Many-Shot In-Context Learning for Molecular Inverse Design
Saeed Moayedpour, Alejandro Corrochano-Navarro, Faryad Sahneh, Shahriar Noroozizadeh, Alexander Koetter, Jiri Vymetal, Lorenzo Kogler-Anele, Pablo Mas, Yasser Jangjou, Sizhen Li, Michael Bailey, Marc Bianciotto, Hans Matter, Christoph Grebner, Gerhard Hessler, Ziv Bar-Joseph, Sven Jager
TL;DR
This work tackles the scarcity of experimental data in molecular design by introducing a semi-supervised many-shot in-context learning framework that iteratively augments LLM-driven molecule generation with self-generated high-performing candidates and experimental data. It combines a multi-modal, interactive design interface with task-specific evaluators trained on diverse molecular representations to robustly guide design across single and multi-objective criteria. Empirical results demonstrate improved generation quality, greater novelty, and the ability to satisfy multiple property constraints, while highlighting that LLM-based QSAR can learn structure–activity relationships even when not outperforming strong traditional models. The approach offers a scalable, human-in-the-loop pathway for accelerated lead optimization and property-guided molecular design in drug discovery.
Abstract
Large Language Models (LLMs) have demonstrated great performance in few-shot In-Context Learning (ICL) for a variety of generative and discriminative chemical design tasks. The newly expanded context windows of LLMs can further improve ICL capabilities for molecular inverse design and lead optimization.
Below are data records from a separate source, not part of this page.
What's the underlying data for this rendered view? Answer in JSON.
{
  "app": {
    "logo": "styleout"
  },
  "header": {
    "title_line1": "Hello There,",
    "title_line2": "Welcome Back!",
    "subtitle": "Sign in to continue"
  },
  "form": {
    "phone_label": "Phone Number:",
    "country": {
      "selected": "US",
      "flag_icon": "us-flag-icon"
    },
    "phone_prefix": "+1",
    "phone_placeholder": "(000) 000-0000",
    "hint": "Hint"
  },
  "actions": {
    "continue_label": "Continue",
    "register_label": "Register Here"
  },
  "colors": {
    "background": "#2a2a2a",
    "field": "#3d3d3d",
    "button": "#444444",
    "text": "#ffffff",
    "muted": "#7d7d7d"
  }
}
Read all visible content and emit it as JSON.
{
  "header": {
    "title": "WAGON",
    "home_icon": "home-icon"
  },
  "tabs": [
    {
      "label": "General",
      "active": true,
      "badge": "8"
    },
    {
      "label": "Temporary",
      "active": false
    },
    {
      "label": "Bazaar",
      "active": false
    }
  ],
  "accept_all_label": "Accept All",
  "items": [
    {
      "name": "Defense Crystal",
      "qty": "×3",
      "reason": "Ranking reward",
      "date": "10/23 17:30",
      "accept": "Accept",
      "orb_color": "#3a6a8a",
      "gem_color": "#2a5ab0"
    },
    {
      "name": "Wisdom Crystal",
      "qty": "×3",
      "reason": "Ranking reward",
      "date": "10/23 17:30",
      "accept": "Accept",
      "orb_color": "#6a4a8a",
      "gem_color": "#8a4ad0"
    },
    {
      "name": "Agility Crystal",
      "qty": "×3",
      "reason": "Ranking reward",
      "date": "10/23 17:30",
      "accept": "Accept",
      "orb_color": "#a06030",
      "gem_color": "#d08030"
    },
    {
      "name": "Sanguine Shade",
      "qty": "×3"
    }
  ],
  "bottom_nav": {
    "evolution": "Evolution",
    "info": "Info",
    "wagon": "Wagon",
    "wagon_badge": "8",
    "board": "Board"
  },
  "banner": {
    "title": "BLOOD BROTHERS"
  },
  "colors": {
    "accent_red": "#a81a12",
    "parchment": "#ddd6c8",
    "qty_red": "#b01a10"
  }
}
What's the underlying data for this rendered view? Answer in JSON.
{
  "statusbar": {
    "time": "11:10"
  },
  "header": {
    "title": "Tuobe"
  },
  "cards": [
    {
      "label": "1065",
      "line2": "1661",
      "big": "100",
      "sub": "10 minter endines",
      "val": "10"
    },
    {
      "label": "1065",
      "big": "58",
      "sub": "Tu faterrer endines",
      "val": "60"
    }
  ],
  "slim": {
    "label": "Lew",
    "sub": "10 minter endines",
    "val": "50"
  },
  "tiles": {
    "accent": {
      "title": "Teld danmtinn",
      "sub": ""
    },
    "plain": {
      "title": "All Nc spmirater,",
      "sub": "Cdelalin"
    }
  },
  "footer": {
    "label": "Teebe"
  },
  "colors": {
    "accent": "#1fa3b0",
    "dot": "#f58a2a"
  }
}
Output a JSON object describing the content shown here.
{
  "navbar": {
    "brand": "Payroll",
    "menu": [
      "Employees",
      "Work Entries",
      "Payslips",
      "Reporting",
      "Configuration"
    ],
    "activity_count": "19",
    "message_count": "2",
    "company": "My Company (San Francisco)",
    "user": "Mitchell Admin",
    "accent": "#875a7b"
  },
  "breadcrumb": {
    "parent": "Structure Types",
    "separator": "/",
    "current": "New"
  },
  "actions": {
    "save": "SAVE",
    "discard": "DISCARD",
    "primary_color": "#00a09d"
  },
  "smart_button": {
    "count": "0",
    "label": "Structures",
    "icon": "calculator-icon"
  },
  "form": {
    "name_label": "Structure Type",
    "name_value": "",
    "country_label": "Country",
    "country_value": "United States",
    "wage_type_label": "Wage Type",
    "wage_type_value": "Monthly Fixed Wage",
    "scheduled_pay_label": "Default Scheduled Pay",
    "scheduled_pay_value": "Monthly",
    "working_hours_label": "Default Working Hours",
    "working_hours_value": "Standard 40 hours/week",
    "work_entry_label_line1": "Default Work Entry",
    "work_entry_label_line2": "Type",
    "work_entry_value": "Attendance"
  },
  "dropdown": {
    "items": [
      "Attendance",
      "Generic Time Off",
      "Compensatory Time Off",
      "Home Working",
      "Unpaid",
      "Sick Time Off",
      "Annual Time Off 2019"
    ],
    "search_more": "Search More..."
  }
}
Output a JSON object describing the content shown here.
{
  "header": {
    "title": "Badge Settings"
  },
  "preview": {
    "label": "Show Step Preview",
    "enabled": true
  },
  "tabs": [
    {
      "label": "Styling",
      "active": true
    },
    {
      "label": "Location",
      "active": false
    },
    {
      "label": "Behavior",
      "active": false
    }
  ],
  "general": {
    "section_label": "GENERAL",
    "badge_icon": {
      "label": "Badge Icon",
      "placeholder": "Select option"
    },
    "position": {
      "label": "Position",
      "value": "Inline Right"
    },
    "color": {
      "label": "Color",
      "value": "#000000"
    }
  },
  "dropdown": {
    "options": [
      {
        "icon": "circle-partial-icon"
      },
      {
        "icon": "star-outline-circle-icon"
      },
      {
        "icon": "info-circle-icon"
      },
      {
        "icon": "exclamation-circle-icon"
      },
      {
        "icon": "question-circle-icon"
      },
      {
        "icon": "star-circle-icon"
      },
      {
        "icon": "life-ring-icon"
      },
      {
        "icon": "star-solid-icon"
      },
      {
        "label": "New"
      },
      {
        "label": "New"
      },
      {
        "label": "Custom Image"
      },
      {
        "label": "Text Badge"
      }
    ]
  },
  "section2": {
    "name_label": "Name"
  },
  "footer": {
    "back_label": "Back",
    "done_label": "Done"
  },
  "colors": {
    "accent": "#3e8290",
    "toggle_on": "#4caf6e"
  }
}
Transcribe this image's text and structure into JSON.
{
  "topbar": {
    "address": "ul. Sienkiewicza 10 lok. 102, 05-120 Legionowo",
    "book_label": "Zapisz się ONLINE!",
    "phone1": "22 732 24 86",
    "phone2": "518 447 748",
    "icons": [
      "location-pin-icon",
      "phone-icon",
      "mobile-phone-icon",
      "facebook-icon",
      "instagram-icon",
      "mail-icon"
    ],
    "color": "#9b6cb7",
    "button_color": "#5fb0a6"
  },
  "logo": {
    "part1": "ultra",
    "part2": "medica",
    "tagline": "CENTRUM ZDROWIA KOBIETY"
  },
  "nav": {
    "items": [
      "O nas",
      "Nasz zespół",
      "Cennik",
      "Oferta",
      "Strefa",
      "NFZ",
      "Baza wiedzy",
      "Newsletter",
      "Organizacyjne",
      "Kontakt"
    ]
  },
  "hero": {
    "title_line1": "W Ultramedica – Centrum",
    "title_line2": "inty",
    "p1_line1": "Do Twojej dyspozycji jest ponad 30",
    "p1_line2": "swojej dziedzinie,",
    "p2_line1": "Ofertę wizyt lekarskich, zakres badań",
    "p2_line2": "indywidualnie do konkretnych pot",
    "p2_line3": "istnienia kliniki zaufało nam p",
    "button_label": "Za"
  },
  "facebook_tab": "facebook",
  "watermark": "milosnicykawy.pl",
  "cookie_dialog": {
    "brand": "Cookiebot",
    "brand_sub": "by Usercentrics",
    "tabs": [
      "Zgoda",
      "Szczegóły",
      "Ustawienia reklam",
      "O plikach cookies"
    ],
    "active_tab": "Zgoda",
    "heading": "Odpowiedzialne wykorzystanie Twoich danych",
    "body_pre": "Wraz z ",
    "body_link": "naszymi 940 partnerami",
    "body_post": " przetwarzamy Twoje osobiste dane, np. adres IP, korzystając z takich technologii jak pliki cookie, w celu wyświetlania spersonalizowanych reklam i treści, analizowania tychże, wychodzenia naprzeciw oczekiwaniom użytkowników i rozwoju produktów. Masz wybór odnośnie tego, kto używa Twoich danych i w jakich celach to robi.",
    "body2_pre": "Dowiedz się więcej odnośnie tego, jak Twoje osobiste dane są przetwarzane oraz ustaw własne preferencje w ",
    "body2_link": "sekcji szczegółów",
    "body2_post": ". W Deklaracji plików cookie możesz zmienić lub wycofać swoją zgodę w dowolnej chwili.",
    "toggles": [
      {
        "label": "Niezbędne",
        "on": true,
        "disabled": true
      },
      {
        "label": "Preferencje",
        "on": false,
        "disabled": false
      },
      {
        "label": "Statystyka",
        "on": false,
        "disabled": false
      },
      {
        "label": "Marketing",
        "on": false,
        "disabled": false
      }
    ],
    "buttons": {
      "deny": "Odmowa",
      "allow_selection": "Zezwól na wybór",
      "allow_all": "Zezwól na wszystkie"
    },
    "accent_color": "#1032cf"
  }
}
To take full advantage of these capabilities we developed a new semi-supervised learning method that overcomes the lack of experimental data available for many-shot ICL. Our approach involves iterative inclusion of LLM generated molecules with high predicted performance, along with experimental data. We further integrated our method in a multi-modal LLM which allows for the interactive modification of generated molecular structures using text instructions. As we show, the new method greatly improves upon existing ICL methods for molecular design while being accessible and easy to use for scientists.